Sag Harbor Cinema and Hamptons Doc Fest are joining forces to commemorate trailblazing documentary producer Diane Weyrmann with a special screening of CITIZENFOUR on December 5th at 7:30 pm, followed by a Q&A with filmmaker Laura Poitras moderated by SHC’s Artistic Director Giulia D’Agnolo Vallan.
Weyermann —who will be awarded Hamptons Doc’s first ever Producer Impact Award— was the visionary force behind some of the most influential documentaries in recent history. As the engine of Participant Media’s documentary output, Weyermann had a major role in defining the company’s blend of social commitment, entertainment and artistic ambition. A consummate producer with a passion for human rights and great storytelling instincts, Weyermann worked closely with filmmakers. Among the most outstanding titles in her filmography are: An Inconvenient Truth (2006), directed by Davis Guggenheim; Laura Poitras’ CITIZENFOUR (2014); Ai Weiwei’s Human Flow; Errol Morris’ The Unknown Known, Victor Kossakovsky’s Aquarela; Alexander Nanau’s Collective; Steve James’ City So Real; and Steven Bognar and Julia Reichert’s American Factory (2019), from Barack and Michelle Obama’s Higher Ground Productions.
Prior to her tenure at Participant Media, Weyermann founded and directed the Soros Documentary Fund and was the director of Sundance Institute’s Documentary Film Program, where she launched annual labs for editing, storytelling, and composing, as well as helped build a community of filmmakers. Weyermann passed away last month at 66.

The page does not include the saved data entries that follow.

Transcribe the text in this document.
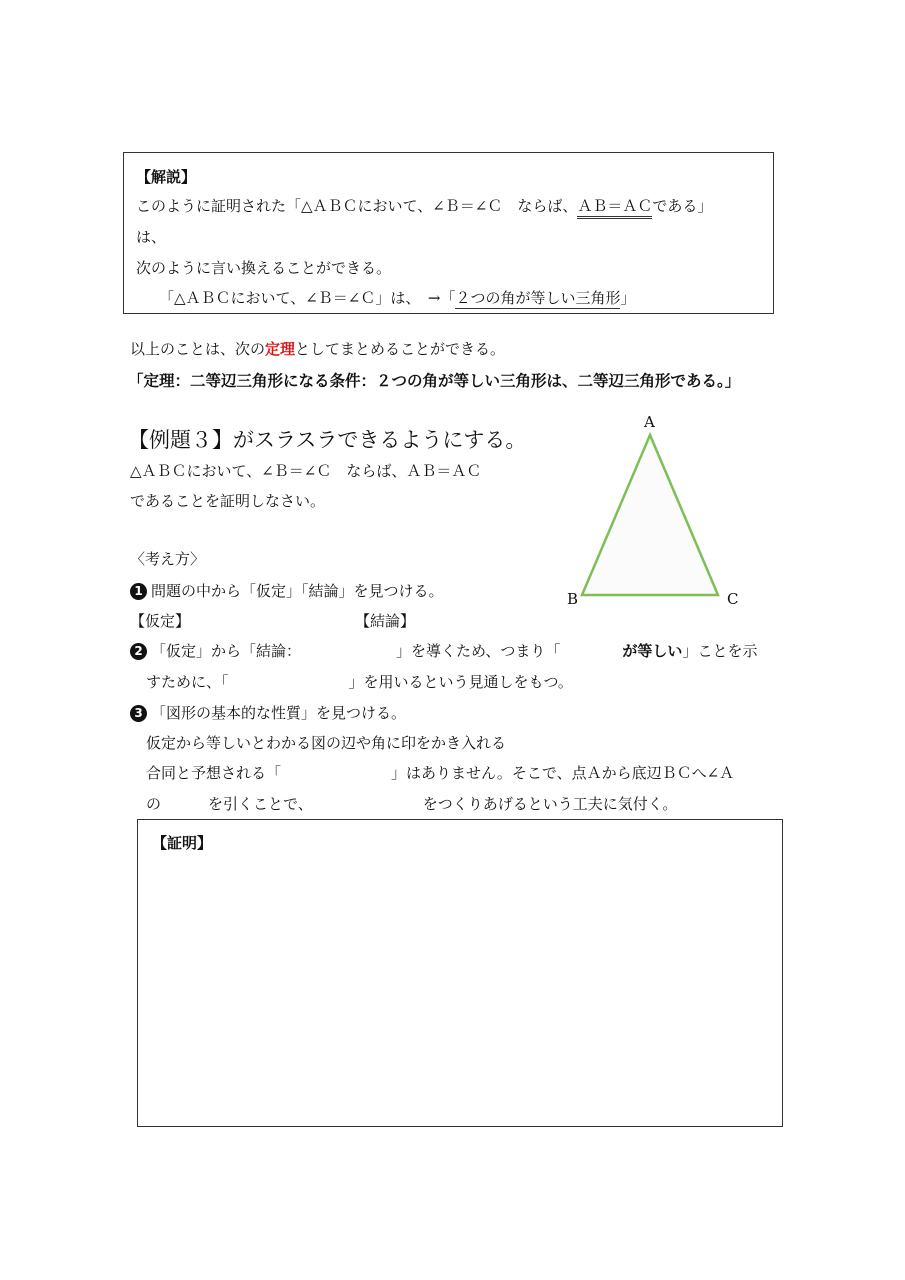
【解説】
このように証明された「△ＡＢＣにおいて、∠Ｂ＝∠Ｃ　ならば、ＡＢ＝ＡＣである」
は、
次のように言い換えることができる。
「△ＡＢＣにおいて、∠Ｂ＝∠Ｃ」は、　→「２つの角が等しい三角形」
以上のことは、次の定理としてまとめることができる。
「定理：二等辺三角形になる条件：２つの角が等しい三角形は、二等辺三角形である。」
【例題３】がスラスラできるようにする。
△ＡＢＣにおいて、∠Ｂ＝∠Ｃ　ならば、ＡＢ＝ＡＣ
であることを証明しなさい。
A
B	C
〈考え方〉
1 問題の中から「仮定」「結論」を見つける。
【仮定】	【結論】
2 「仮定」から「結論：	」を導くため、つまり「	が等しい」ことを示
すために、「	」を用いるという見通しをもつ。
3 「図形の基本的な性質」を見つける。
仮定から等しいとわかる図の辺や角に印をかき入れる
合同と予想される「	」はありません。そこで、点Ａから底辺ＢＣへ∠Ａ
の	を引くことで、	をつくりあげるという工夫に気付く。
【証明】
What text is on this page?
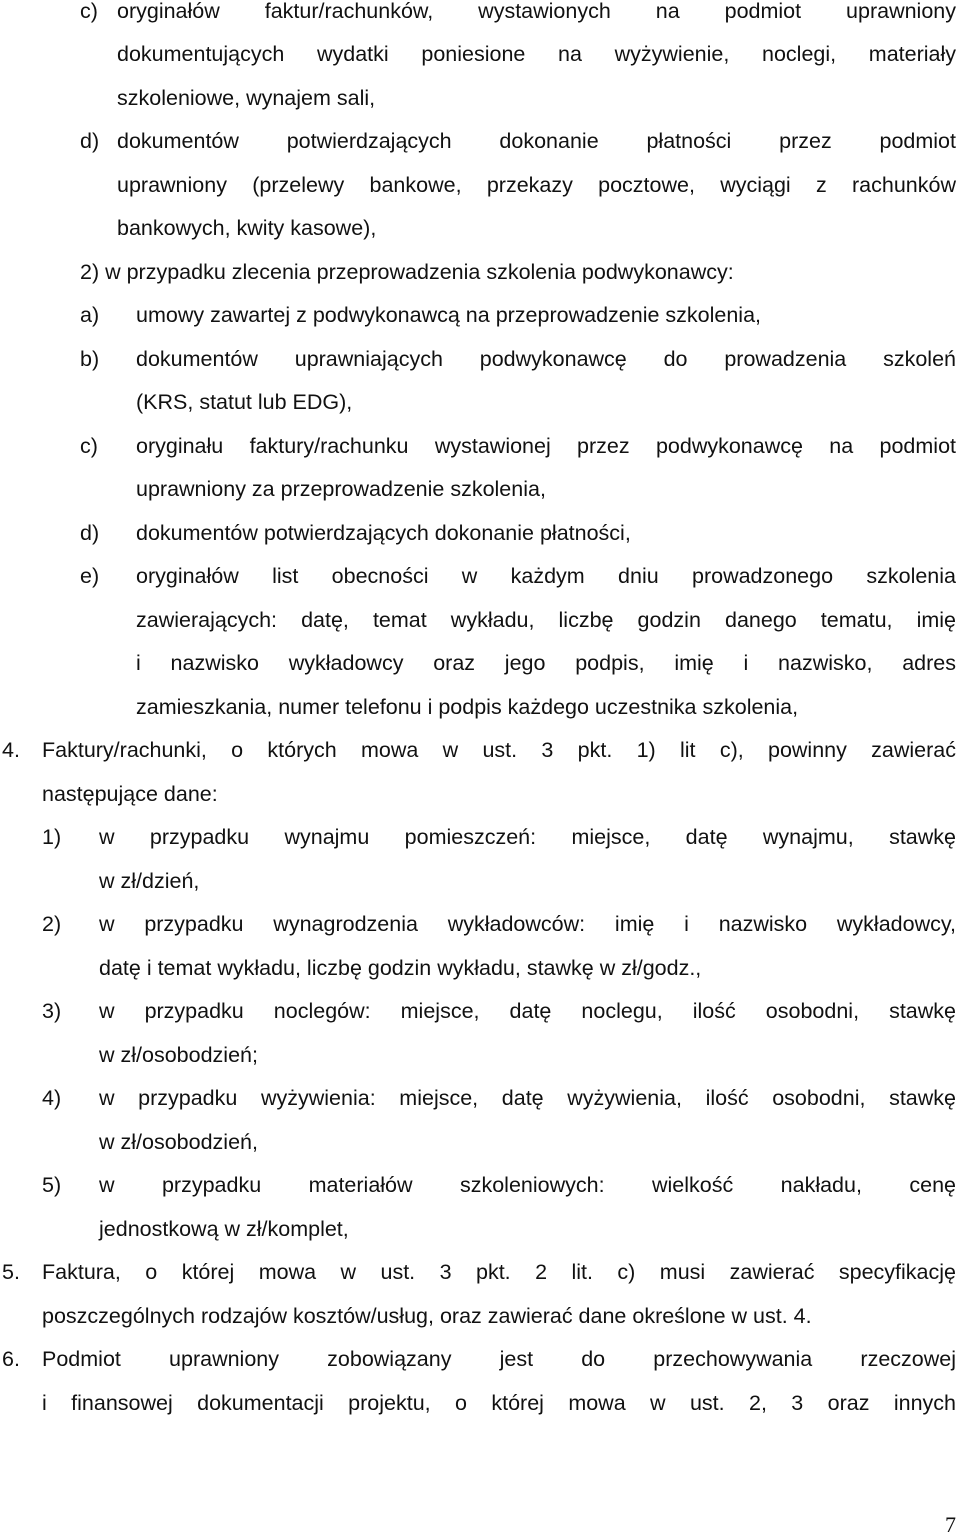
c) oryginałów faktur/rachunków, wystawionych na podmiot uprawniony
dokumentujących wydatki poniesione na wyżywienie, noclegi, materiały
szkoleniowe, wynajem sali,
d) dokumentów potwierdzających dokonanie płatności przez podmiot
uprawniony (przelewy bankowe, przekazy pocztowe, wyciągi z rachunków
bankowych, kwity kasowe),
2) w przypadku zlecenia przeprowadzenia szkolenia podwykonawcy:
a) umowy zawartej z podwykonawcą na przeprowadzenie szkolenia,
b) dokumentów uprawniających podwykonawcę do prowadzenia szkoleń
(KRS, statut lub EDG),
c) oryginału faktury/rachunku wystawionej przez podwykonawcę na podmiot
uprawniony za przeprowadzenie szkolenia,
d) dokumentów potwierdzających dokonanie płatności,
e) oryginałów list obecności w każdym dniu prowadzonego szkolenia
zawierających: datę, temat wykładu, liczbę godzin danego tematu, imię
i nazwisko wykładowcy oraz jego podpis, imię i nazwisko, adres
zamieszkania, numer telefonu i podpis każdego uczestnika szkolenia,
4. Faktury/rachunki, o których mowa w ust. 3 pkt. 1) lit c), powinny zawierać
następujące dane:
1) w przypadku wynajmu pomieszczeń: miejsce, datę wynajmu, stawkę
w zł/dzień,
2) w przypadku wynagrodzenia wykładowców: imię i nazwisko wykładowcy,
datę i temat wykładu, liczbę godzin wykładu, stawkę w zł/godz.,
3) w przypadku noclegów: miejsce, datę noclegu, ilość osobodni, stawkę
w zł/osobodzień;
4) w przypadku wyżywienia: miejsce, datę wyżywienia, ilość osobodni, stawkę
w zł/osobodzień,
5) w przypadku materiałów szkoleniowych: wielkość nakładu, cenę
jednostkową w zł/komplet,
5. Faktura, o której mowa w ust. 3 pkt. 2 lit. c) musi zawierać specyfikację
poszczególnych rodzajów kosztów/usług, oraz zawierać dane określone w ust. 4.
6. Podmiot uprawniony zobowiązany jest do przechowywania rzeczowej
i finansowej dokumentacji projektu, o której mowa w ust. 2, 3 oraz innych
7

“Diane was a profound inspiration and a friend. Her visionary approach to the documentary form matched her passion for humanity and her devotion to the stories that need to be told. Few people in the last twenty years did what Diane did to bring documentaries to a wider audience and to cinemas. She believed that film can change the world for the better. I had the fortune of working with her on a few occasions. The dedication and creativity she brought to the filmmakers she was working with was a joy to witness, which is why I am so very happy that one of her closest collaborators, Laura Poitras, will join us to celebrate Diane through a screening of CITIZENFOUR,” says Sag Harbor Cinema’s Artistic Director, Giulia D’Agnolo Vallan.
“We are so pleased to welcome Diane’s sister, Andrea Weyermann, to the festival to accept our first-ever Producer Impact Award in Diane’s name. We had planned this award for Diane from the very start, and, although she is no longer with us, we want to honor her brilliant work as a creative, ground-breaking producer and story-teller – and as a true friend and mentor to so many in the documentary world,” says Hamptons Doc Festival’s Artistic Director Karen Arikian.
Citizenfour had a profound impact on the way Edward Snowden’s story was told, pivoting away from a sensationalized narrative promoted by many media outlets. It also provided an accessible explanation of American and Western surveillance. As The Washington Post put it, “The action is perilously real and the camera isn’t only capturing the historical event it’s part of the making of it.”
Dir. Laura Poitras
USA, 2014; 113 mins, in English
After directing two films (My Country, My Country and The Oath) of an intended trilogy on post-9/11 America, Laura Poitras receives encrypted emails from an anonymous source going by “Citizenfour.” The emails urge Poitras and another journalist, Glenn Greenwald, to meet in Hong Kong with the promise of information about America’s National Security Agency’s overreaching policies on surveillance. Expecting the source to remain anonymous, Greenwald and camera-wielding Poitras find Edward Snowden, who surprises them with a wealth of insider information and a plan to go public for the sake of the story’s credibility. What follows is a real life political thriller unfolding in front of Poitras’ unobtrusive, yet astute, lens. Citizenfour won the Academy Award for best documentary and revealed to the general public the extensive data covertly collected by the US government.